Jay Michaelson (interrupting): “They’re not boys… I am not going to listen to transphobia at this table; I am not going to listen to you call a “trans girl” a boy…”
CNN Newsnight with Abby Philip, Nov. 11, 2024
[You can watch the relevant portion at the link above (starting at the 4:05 mark)…]
Jay Michaelson betrays no awareness at all that what he says is nonsense! He is serious! Worse, he is also sincere!! He believes that what he says is “true” and he quickly claims the “moral high ground.” And while he does not believe that objective Truth exists, he demands that his absurd claims be accepted as the Truth!

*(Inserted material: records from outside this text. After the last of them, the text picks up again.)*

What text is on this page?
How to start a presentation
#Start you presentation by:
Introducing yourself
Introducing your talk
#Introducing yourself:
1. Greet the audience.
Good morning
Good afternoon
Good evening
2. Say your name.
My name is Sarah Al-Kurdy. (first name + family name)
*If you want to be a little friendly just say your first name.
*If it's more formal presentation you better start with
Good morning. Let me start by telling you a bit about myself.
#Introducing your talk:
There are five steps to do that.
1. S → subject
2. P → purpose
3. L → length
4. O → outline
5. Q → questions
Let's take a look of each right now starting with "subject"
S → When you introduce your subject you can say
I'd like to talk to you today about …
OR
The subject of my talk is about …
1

Mr. Michaelson has normalized contradiction. Like JFK Jr., he is piloting without an objective horizon** and that is a dangerous thing to do. If you are not paying attention, though, you, too, will likely miss the absurdity of this nonsense! Don’t!
Here, then, we confront the immediate cost of normalizing contradiction: meaningless words, nonsense/absurdity/irrationality; words without content, just a nice sound, and not seen for what they really are. From this flow innumerable indirect costs, which we will address in due course, but next time I want to take a step back and revisit the idea of "horizons" that I introduced last time, to develop it a bit more; then we will look at some high-profile words that normalizing contradiction has rendered meaningless – words that we should avoid.
* Essay by George Orwell published in 1946 and available online in PDF format.